“Auburn and Eden can be found no more;”
he shows the gloomy, hard, despairing side of English country life. He has been called a “Pope in worsted stockings,” and “the Hogarth, of song.” Byron describes him as
“Nature’s sternest painter, yet the best.”
Now and then his style is flat, and even coarse; but there is everywhere a genuine power of strong and bold painting. He is also an excellent master of easy dialogue.
All of his poems are written in the Popian couplet of two ten-syllabled lines.
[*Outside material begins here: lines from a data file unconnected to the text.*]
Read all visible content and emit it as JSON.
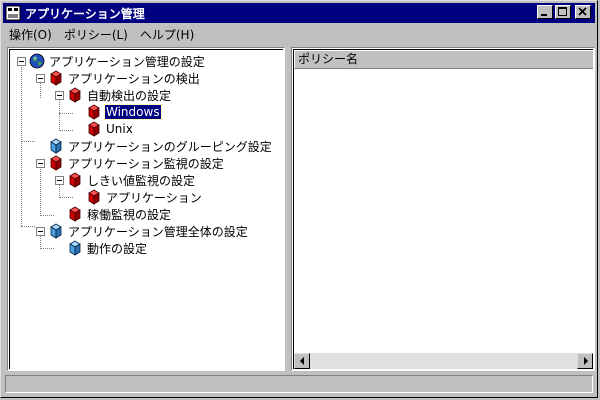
{
  "window": {
    "title": "アプリケーション管理"
  },
  "menu": [
    {
      "label": "操作(O)"
    },
    {
      "label": "ポリシー(L)"
    },
    {
      "label": "ヘルプ(H)"
    }
  ],
  "tree": [
    {
      "label": "アプリケーション管理の設定",
      "icon": "globe-icon",
      "selected": false
    },
    {
      "label": "アプリケーションの検出",
      "icon": "red-cube-icon",
      "selected": false
    },
    {
      "label": "自動検出の設定",
      "icon": "red-cube-icon",
      "selected": false
    },
    {
      "label": "Windows",
      "icon": "red-cube-icon",
      "selected": true
    },
    {
      "label": "Unix",
      "icon": "red-cube-icon",
      "selected": false
    },
    {
      "label": "アプリケーションのグルーピング設定",
      "icon": "blue-cube-icon",
      "selected": false
    },
    {
      "label": "アプリケーション監視の設定",
      "icon": "red-cube-icon",
      "selected": false
    },
    {
      "label": "しきい値監視の設定",
      "icon": "red-cube-icon",
      "selected": false
    },
    {
      "label": "アプリケーション",
      "icon": "red-cube-icon",
      "selected": false
    },
    {
      "label": "稼働監視の設定",
      "icon": "red-cube-icon",
      "selected": false
    },
    {
      "label": "アプリケーション管理全体の設定",
      "icon": "blue-cube-icon",
      "selected": false
    },
    {
      "label": "動作の設定",
      "icon": "blue-cube-icon",
      "selected": false
    }
  ],
  "list": {
    "column_header": "ポリシー名"
  },
  "colors": {
    "titlebar": "#000080",
    "face": "#c0c0c0",
    "red_cube": "#cc0000",
    "blue_cube": "#3a8fd0"
  }
}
[16.] Robert Burns (1759-1796), the greatest poet of Scotland, was born in Ayrshire, two miles from the town of Ayr, in 1759. The only education he received from his father was the schooling of a few months; but the family were fond of reading, and Robert was the most enthusiastic reader of them all. Every spare moment he could find—and they were not many—he gave to reading; he sat at meals “with a book in one hand and a spoon in the other;” and in this way he read most of the great English poets and prose-writers. This was an excellent education—one a great deal better than most people receive; and some of our greatest men have had no better. But, up to the age of sixteen, he had to toil on his father’s farm from early morning till late at night. In the intervals of his work he contrived, by dint of thrift and industry, to learn French, mathematics, and a little Latin. On the death of his father, he took a small farm, but did not succeed. He was on the point of embarking for Jamaica, where a post had been found for him, when the news of the successful sale of a small volume of his poems reached him; and he at once changed his mind, and gave up all idea of emigrating. His friends obtained for him a post as exciseman, in which his duty was to gauge the quantity and quality of ardent spirits—a post full of dangers to a man of his excitable and emotional temperament. He went a great deal into what was called society, formed the acquaintance of many boon companions, acquired habits of intemperance that he could not shake off, and died at Dumfries in 1796, in his thirty-seventh year.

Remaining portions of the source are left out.